Sizzling Vibrations

Illustration of vibrational states of a hydrogen molecular ion.

The absorption of two photons of 12-µm-long IR light can excite all the vibrational states of a hydrogen molecular ion (H2+), causing it to fall apart into its constituent atoms — without exciting or ionizing the electron.

Image Credit
The Becker group and Brad Baxley / JILA

Former research associate Antonio Picón, research associate Agnieszka Jaron-Becker, and Fellow Andreas Becker have discovered a way to make the hydrogen molecular ion (H2+) fall apart into its constituent atoms without exciting or ionizing the electron. This startling finding was a big surprise for the researchers, who recently figured out how to do something that conventional wisdom said was difficult, if not downright impossible.

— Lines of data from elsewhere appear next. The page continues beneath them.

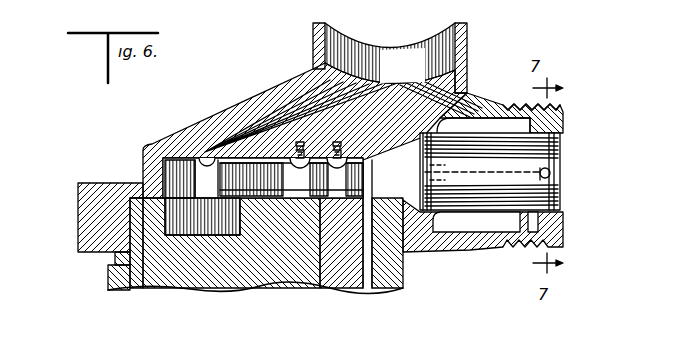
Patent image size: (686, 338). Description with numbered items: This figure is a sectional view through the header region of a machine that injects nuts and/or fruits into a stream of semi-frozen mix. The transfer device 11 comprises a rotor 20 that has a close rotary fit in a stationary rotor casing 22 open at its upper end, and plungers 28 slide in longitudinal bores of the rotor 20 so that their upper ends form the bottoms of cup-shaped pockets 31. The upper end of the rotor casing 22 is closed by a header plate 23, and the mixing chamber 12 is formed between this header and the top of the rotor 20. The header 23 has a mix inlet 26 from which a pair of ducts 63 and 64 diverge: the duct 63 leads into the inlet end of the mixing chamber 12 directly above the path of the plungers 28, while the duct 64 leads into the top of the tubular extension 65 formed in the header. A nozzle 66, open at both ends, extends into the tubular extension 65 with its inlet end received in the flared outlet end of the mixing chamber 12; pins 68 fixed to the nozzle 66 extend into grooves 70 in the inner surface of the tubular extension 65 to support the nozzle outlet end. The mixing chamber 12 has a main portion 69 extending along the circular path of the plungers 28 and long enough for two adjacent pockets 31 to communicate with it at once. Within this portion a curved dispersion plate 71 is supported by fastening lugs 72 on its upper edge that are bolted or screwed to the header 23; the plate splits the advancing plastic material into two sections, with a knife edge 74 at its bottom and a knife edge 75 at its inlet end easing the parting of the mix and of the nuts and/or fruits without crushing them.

The transfer device 11 is at (308, 270).
The mixing chamber 12 is at (165, 165).
The rotor 20 is at (273, 268).
The rotor casing 22 is at (110, 288).
The header plate 23 is at (86, 203).
The mix inlet 26 is at (401, 55).
The plungers 28 is at (350, 272).
The pockets 31 is at (133, 250).
The duct 63 is at (290, 105).
The duct 64 is at (472, 80).
The tubular extension 65 is at (565, 110).
The nozzle 66 is at (475, 218).
The pins 68 is at (551, 173).
The main portion 69 is at (313, 157).
The grooves 70 is at (568, 192).
The dispersion plate 71 is at (348, 186).
The fastening lugs 72 is at (343, 166).
The knife edge 74 is at (258, 200).
The knife edge 75 is at (213, 172).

For starters, molecules usually don’t split up into atoms unless at least one electron is excited or ionized. Rather, they dissociate into charged ions, with one negatively charged ion containing one or more extra electrons and another positively charged ion missing the same number of electrons.

Researchers thought that the only two ways to break apart a molecule into neutral atoms would be (1) to hit it with a rapid sequence of laser pulses over a wide range of different frequencies (i.e., energies) or (2) to change the frequency of the laser pulse over time, a process called chirping. Either way, the goal was to get the molecule shaking hard enough to fall apart. Either process is technically challenging since the laser frequencies need to exactly resonate with the molecule’s vibrational states to make it fall apart. And, these vibrational states get closer and closer together as they get higher and higher in energy. And, as the vibrational states get closer together, they are harder to stimulate with a single laser pulse.

Two years ago, Agnieszka Jaron-Becker and Andreas Becker weren’t even thinking about getting molecules to fall apart. Rather, they were exploring the behavior of atoms and molecules interacting with infrared (IR) lasers. Their research was related to the new IR laser used to produce coherent high-energy soft x-rays in the Kapteyn/Murnane (K/M) group. They found little prior work on IR lasers because the response of matter to lower-energy light was considered less exciting than its response to visible and higher-energy wavelengths of light.

Near the end of 2010, working with Picon, Jaron-Becker and Becker discovered that IR laser pulses would greatly enhance vibrations of simple molecules such as H2+. They showed that when this molecule absorbs two photons of IR light, the photons excite the molecule’s higher vibrational states.

Then, in an exciting new study just published in Physical Review Letters, the researchers showed that the absorption of pairs of photons of IR light of the right wavelength strongly favors the dissociation of molecules into atoms. A range of wavelengths is not needed! In theory, pulses of 12-µm IR light will excite all the vibrational states of H2+ at the same time, causing the molecule to rapidly dissociate into its constituent atoms. The molecule shakes itself apart rather than ionizing!

Unfortunately, there are not yet many IR lasers with a wavelength as long as 12 µm available to test the new theory. Consequently, the researchers are looking for a simple nonpolar molecule whose vibrational states will all resonate from the absorption of two photons of light from the 4-µm IR laser already used by the K/M group. Andreas Becker hopes it’s only a matter of time until they find one.